Geo-targeted campaigns brought many complications to the advertising industry. The most pertinent being the tendency to waste time and money by reaching people who have no interest in what you're offering.
Many factors could be at play to explain this absurdity. To effectively use geo-targeting, advertisers need to do a bit of detective work to understand why they are reaching audiences from outside a campaign's geo-targeted location.
Thus, we will first explore how the subtle details some marketers dismiss in their targeting options could explain the frustration of continually dealing with out-of-area leads. Next, we suggest what one should do to get out of this predicament. The insights provided are not limited to Facebook ads or Google Ads but can, more or less, be applied to any web or social media advertising platform.
There are many options for location targeting with Facebook ads. Most people spend a lot of time fine-tuning other details about their ad campaigns while neglecting to consider the location status of the intended audience — leaving it on default. Let's take a look:
Advertisers may end up reaching people who, though recently in the selected location, have already left it, thereby deemed unsuitable for certain offers. A bus tour business, for instance, is better off targeting "people traveling in this location" because they are more likely to take tours than natives of the area.
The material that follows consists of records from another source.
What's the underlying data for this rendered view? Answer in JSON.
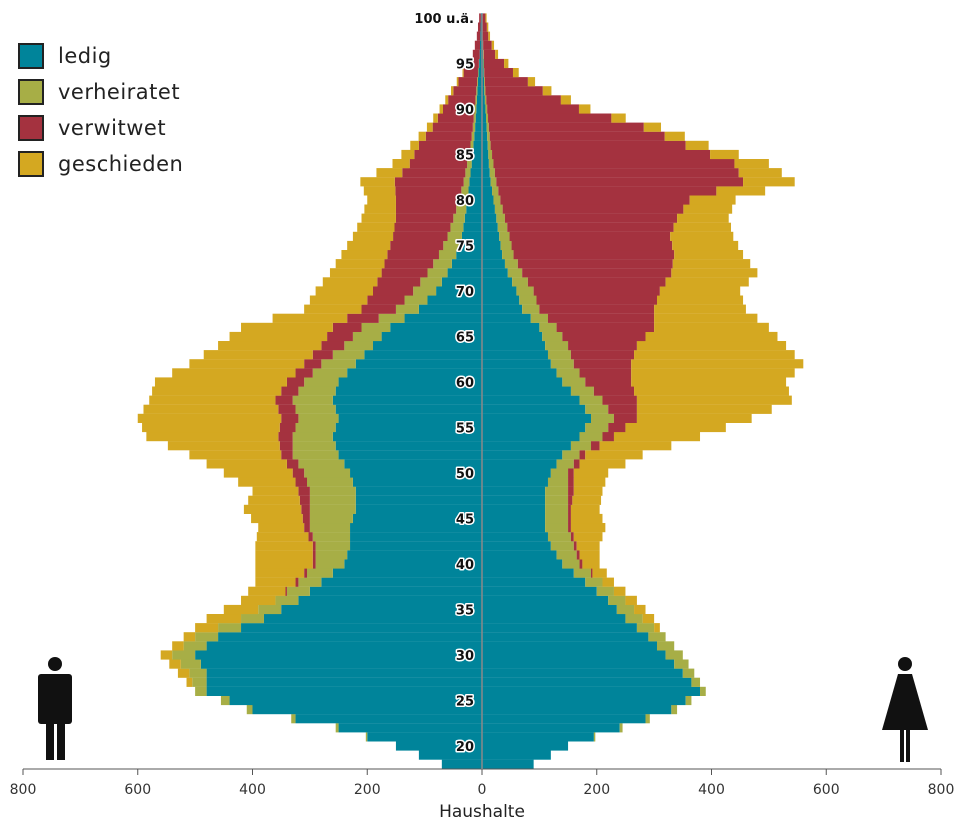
{
  "legend": {
    "items": [
      {
        "label": "ledig",
        "color": "#00849a"
      },
      {
        "label": "verheiratet",
        "color": "#a7ae46"
      },
      {
        "label": "verwitwet",
        "color": "#a4323f"
      },
      {
        "label": "geschieden",
        "color": "#d4a821"
      }
    ]
  },
  "icons": {
    "left": "male-person-icon",
    "right": "female-person-icon"
  },
  "chart_data": {
    "type": "bar",
    "orientation": "horizontal-pyramid",
    "title": "",
    "xlabel": "Haushalte",
    "ylabel": "",
    "xlim": [
      -800,
      800
    ],
    "x_tick_labels": [
      "800",
      "600",
      "400",
      "200",
      "0",
      "200",
      "400",
      "600",
      "800"
    ],
    "x_tick_values": [
      -800,
      -600,
      -400,
      -200,
      0,
      200,
      400,
      600,
      800
    ],
    "age_range": [
      18,
      100
    ],
    "age_labels": [
      "20",
      "25",
      "30",
      "35",
      "40",
      "45",
      "50",
      "55",
      "60",
      "65",
      "70",
      "75",
      "80",
      "85",
      "90",
      "95",
      "100 u.ä."
    ],
    "age_label_values": [
      20,
      25,
      30,
      35,
      40,
      45,
      50,
      55,
      60,
      65,
      70,
      75,
      80,
      85,
      90,
      95,
      100
    ],
    "series_names": [
      "ledig",
      "verheiratet",
      "verwitwet",
      "geschieden"
    ],
    "stacking": "cumulative outward from 0; values are segment sizes",
    "male": {
      "ages": [
        18,
        20,
        22,
        24,
        26,
        28,
        30,
        32,
        34,
        36,
        38,
        40,
        42,
        44,
        46,
        48,
        50,
        52,
        54,
        56,
        58,
        60,
        62,
        64,
        66,
        68,
        70,
        72,
        74,
        76,
        78,
        80,
        82,
        84,
        86,
        88,
        90,
        92,
        94,
        96,
        98,
        100
      ],
      "ledig": [
        70,
        150,
        250,
        400,
        480,
        480,
        500,
        460,
        380,
        320,
        280,
        240,
        230,
        230,
        220,
        220,
        230,
        250,
        260,
        250,
        260,
        250,
        220,
        190,
        160,
        110,
        80,
        60,
        45,
        35,
        30,
        25,
        22,
        18,
        15,
        12,
        10,
        8,
        6,
        4,
        3,
        2
      ],
      "verheiratet": [
        0,
        0,
        5,
        10,
        20,
        30,
        40,
        40,
        40,
        40,
        40,
        50,
        60,
        70,
        80,
        80,
        80,
        80,
        70,
        70,
        70,
        60,
        60,
        50,
        50,
        40,
        40,
        35,
        30,
        25,
        20,
        15,
        10,
        8,
        5,
        4,
        3,
        2,
        1,
        0,
        0,
        0
      ],
      "verwitwet": [
        0,
        0,
        0,
        0,
        0,
        0,
        0,
        0,
        0,
        0,
        5,
        5,
        5,
        10,
        15,
        20,
        20,
        20,
        25,
        30,
        30,
        30,
        30,
        40,
        50,
        60,
        70,
        80,
        90,
        95,
        100,
        110,
        120,
        100,
        90,
        70,
        55,
        40,
        25,
        12,
        6,
        3
      ],
      "geschieden": [
        0,
        0,
        0,
        0,
        0,
        20,
        20,
        20,
        60,
        60,
        70,
        100,
        100,
        80,
        100,
        80,
        120,
        160,
        230,
        250,
        220,
        230,
        200,
        180,
        160,
        100,
        100,
        90,
        80,
        70,
        60,
        50,
        60,
        30,
        15,
        10,
        6,
        4,
        2,
        0,
        0,
        0
      ]
    },
    "female": {
      "ages": [
        18,
        20,
        22,
        24,
        26,
        28,
        30,
        32,
        34,
        36,
        38,
        40,
        42,
        44,
        46,
        48,
        50,
        52,
        54,
        56,
        58,
        60,
        62,
        64,
        66,
        68,
        70,
        72,
        74,
        76,
        78,
        80,
        82,
        84,
        86,
        88,
        90,
        92,
        94,
        96,
        98,
        100
      ],
      "ledig": [
        90,
        150,
        240,
        330,
        380,
        350,
        320,
        290,
        250,
        220,
        180,
        140,
        120,
        110,
        110,
        110,
        120,
        140,
        170,
        190,
        170,
        140,
        120,
        110,
        100,
        70,
        60,
        45,
        35,
        30,
        25,
        20,
        15,
        12,
        10,
        8,
        6,
        4,
        3,
        2,
        1,
        1
      ],
      "verheiratet": [
        0,
        0,
        5,
        10,
        10,
        20,
        30,
        30,
        30,
        30,
        30,
        30,
        40,
        40,
        40,
        40,
        30,
        30,
        40,
        40,
        40,
        40,
        40,
        40,
        30,
        30,
        30,
        25,
        20,
        18,
        15,
        12,
        10,
        8,
        5,
        4,
        3,
        2,
        1,
        1,
        0,
        0
      ],
      "verwitwet": [
        0,
        0,
        0,
        0,
        0,
        0,
        0,
        0,
        0,
        0,
        0,
        5,
        5,
        5,
        5,
        10,
        10,
        10,
        20,
        40,
        60,
        80,
        100,
        120,
        170,
        200,
        220,
        260,
        280,
        280,
        300,
        330,
        430,
        420,
        340,
        270,
        160,
        100,
        50,
        20,
        10,
        5
      ],
      "geschieden": [
        0,
        0,
        0,
        0,
        0,
        0,
        0,
        0,
        20,
        20,
        20,
        30,
        40,
        60,
        50,
        50,
        60,
        100,
        150,
        200,
        270,
        270,
        300,
        260,
        200,
        160,
        140,
        150,
        120,
        110,
        90,
        80,
        90,
        60,
        40,
        30,
        20,
        15,
        10,
        5,
        3,
        2
      ]
    }
  },
  "axis": {
    "title": "Haushalte"
  }
}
Examine the details of your campaign and review which targeting option captures the highest percentage of your target market. Traffic or clicks outside of your geo-targeted areas may be caused by your targeting options.
With Google Ads, being keywords base, the key is deciding whether the keywords you're targeting are for:
The nuances mean that an advertiser who selects Tokyo as the targeted city for their search campaigns could well end up reaching people in other cities. If a marketer in Singapore, advertises their upcoming event with the wrong targeting option — even if they set their location as only Singapore — they may end up reaching people from cities halfway across the world who may have just been researching previous events in the country.
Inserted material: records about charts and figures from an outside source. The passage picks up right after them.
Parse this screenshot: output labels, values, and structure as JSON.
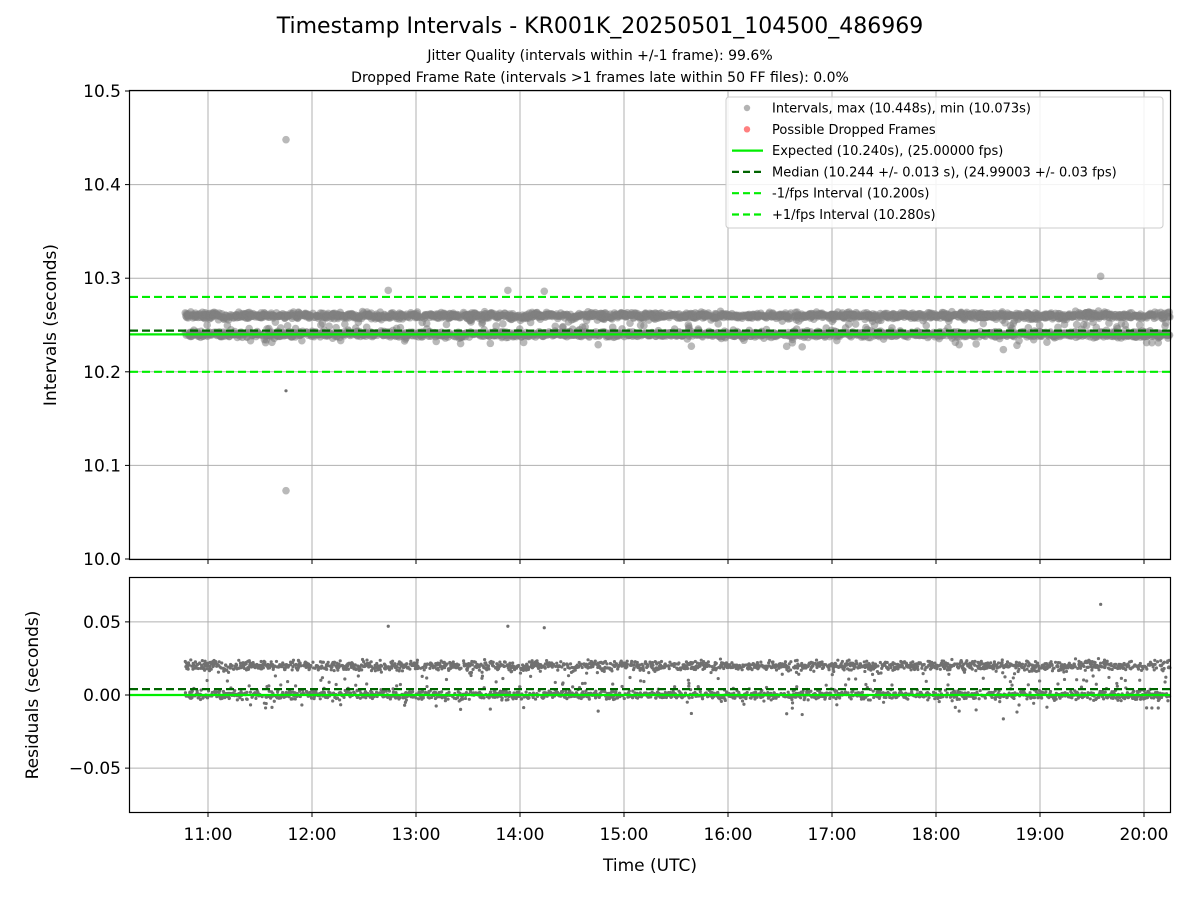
{
  "chart_data": [
    {
      "type": "scatter",
      "title": "Timestamp Intervals - KR001K_20250501_104500_486969",
      "subtitle_lines": [
        "Jitter Quality (intervals within +/-1 frame): 99.6%",
        "Dropped Frame Rate (intervals >1 frames late within 50 FF files): 0.0%"
      ],
      "xlabel": "",
      "ylabel": "Intervals (seconds)",
      "xlim_hours": [
        10.25,
        20.25
      ],
      "ylim": [
        10.0,
        10.5
      ],
      "yticks": [
        10.0,
        10.1,
        10.2,
        10.3,
        10.4,
        10.5
      ],
      "ytick_labels": [
        "10.0",
        "10.1",
        "10.2",
        "10.3",
        "10.4",
        "10.5"
      ],
      "grid": true,
      "legend_position": "top-right",
      "legend": [
        {
          "label": "Intervals, max (10.448s), min (10.073s)",
          "marker": "dot",
          "color": "#999999"
        },
        {
          "label": "Possible Dropped Frames",
          "marker": "dot",
          "color": "#ff5555"
        },
        {
          "label": "Expected (10.240s), (25.00000 fps)",
          "marker": "line",
          "color": "#00ee00"
        },
        {
          "label": "Median (10.244 +/- 0.013 s), (24.99003 +/- 0.03 fps)",
          "marker": "dashed",
          "color": "#006400"
        },
        {
          "label": "-1/fps Interval (10.200s)",
          "marker": "dashed",
          "color": "#00ee00"
        },
        {
          "label": "+1/fps Interval (10.280s)",
          "marker": "dashed",
          "color": "#00ee00"
        }
      ],
      "reference_lines": {
        "expected": 10.24,
        "median": 10.244,
        "minus_one_frame": 10.2,
        "plus_one_frame": 10.28
      },
      "series": [
        {
          "name": "Intervals, max (10.448s), min (10.073s)",
          "time_range_hours": [
            10.78,
            20.25
          ],
          "count": 3300,
          "levels": [
            10.26,
            10.24
          ],
          "notable_points": [
            {
              "time": "11:45",
              "value": 10.448
            },
            {
              "time": "11:45",
              "value": 10.073
            },
            {
              "time": "19:35",
              "value": 10.302
            },
            {
              "time": "12:44",
              "value": 10.287
            },
            {
              "time": "13:53",
              "value": 10.287
            },
            {
              "time": "14:14",
              "value": 10.286
            }
          ]
        }
      ],
      "colors": {
        "points": "#808080",
        "expected": "#00ee00",
        "median": "#006400",
        "bounds": "#00ee00",
        "dropped": "#ff5555"
      }
    },
    {
      "type": "scatter",
      "title": "",
      "xlabel": "Time (UTC)",
      "ylabel": "Residuals (seconds)",
      "xlim_hours": [
        10.25,
        20.25
      ],
      "ylim": [
        -0.08,
        0.08
      ],
      "xticks": [
        "11:00",
        "12:00",
        "13:00",
        "14:00",
        "15:00",
        "16:00",
        "17:00",
        "18:00",
        "19:00",
        "20:00"
      ],
      "yticks": [
        -0.05,
        0.0,
        0.05
      ],
      "ytick_labels": [
        "−0.05",
        "0.00",
        "0.05"
      ],
      "grid": true,
      "reference_lines": {
        "zero": 0.0,
        "median_residual": 0.004
      },
      "series": [
        {
          "time_range_hours": [
            10.78,
            20.25
          ],
          "count": 3300,
          "levels": [
            0.02,
            0.0
          ],
          "notable_points": [
            {
              "time": "19:35",
              "value": 0.063
            },
            {
              "time": "12:44",
              "value": 0.047
            }
          ]
        }
      ],
      "colors": {
        "points": "#707070",
        "zero": "#00ee00",
        "median_residual": "#006400"
      }
    }
  ]
}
While Google Ads advanced targeting options have limitations — for example, advertisers cannot target hotel ads by radius right now — they are a helpful way to restrict traffic and clicks from regions outside of your selected locations.
The first obvious step is to double-check your targeting options for the affected campaigns. If you're not optimally reaching the audience in your intended location, you might have overlooked the options we discussed when setting up the campaign. That's a nice start, but let's go further.
Both Facebook and Google Ads make it easy to exclude regions you don't want to reach with your ads. Location exclusion is convenient for people in places you keep reaching, but who would not be able to access your services anyway. Additionally, if you're continually getting spammed by click farms from certain locations, you can exclude their whole region so your ads won't appear for them anymore.
In your ad manager, zoom in and exclude regions directly on the map — you can use names or postal codes to exclude cities, provinces, or regions.
An especially prevalent type of ad fraud is Geomasking. Geomasking is a method that fraudulently portrays low-quality traffic as high-quality traffic, and excluding the affected locations would only temporarily work before fraudsters begin to attack your ads from other locations.
Ad fraud prevention tools arrest suspicious IP addresses from questionable locations and help clean up the devices that match a pattern of an ad fraud scheme. Invest in these anti-ad fraud tools. They are critical not just in protecting your bottom line, but also the integrity of your brand.
>> Related article: Which Ad Fraud Detection Tools Should You Choose?
What percentage of out-of-area leads is acceptable depends on a lot of other things, some of which are usually out of your control. It is imperative to adhere to the best practices described in this article if your marketing strategy is dependent on a particular geographic area. Alternatively, you could experiment with other strategies, including, but not limited to, partnering with the local influencers in the regions you're targeting.
If your target market is not too exclusive, however, then some specks of out-of-area leads, though undesirable, are alright. In one instance, Google even lamented that because location targeting is based on a variety of signals, "100% accuracy is not guaranteed in every situation." In the end, what matters most is whether your campaign returned enough value to achieve the balance between exposure and awareness.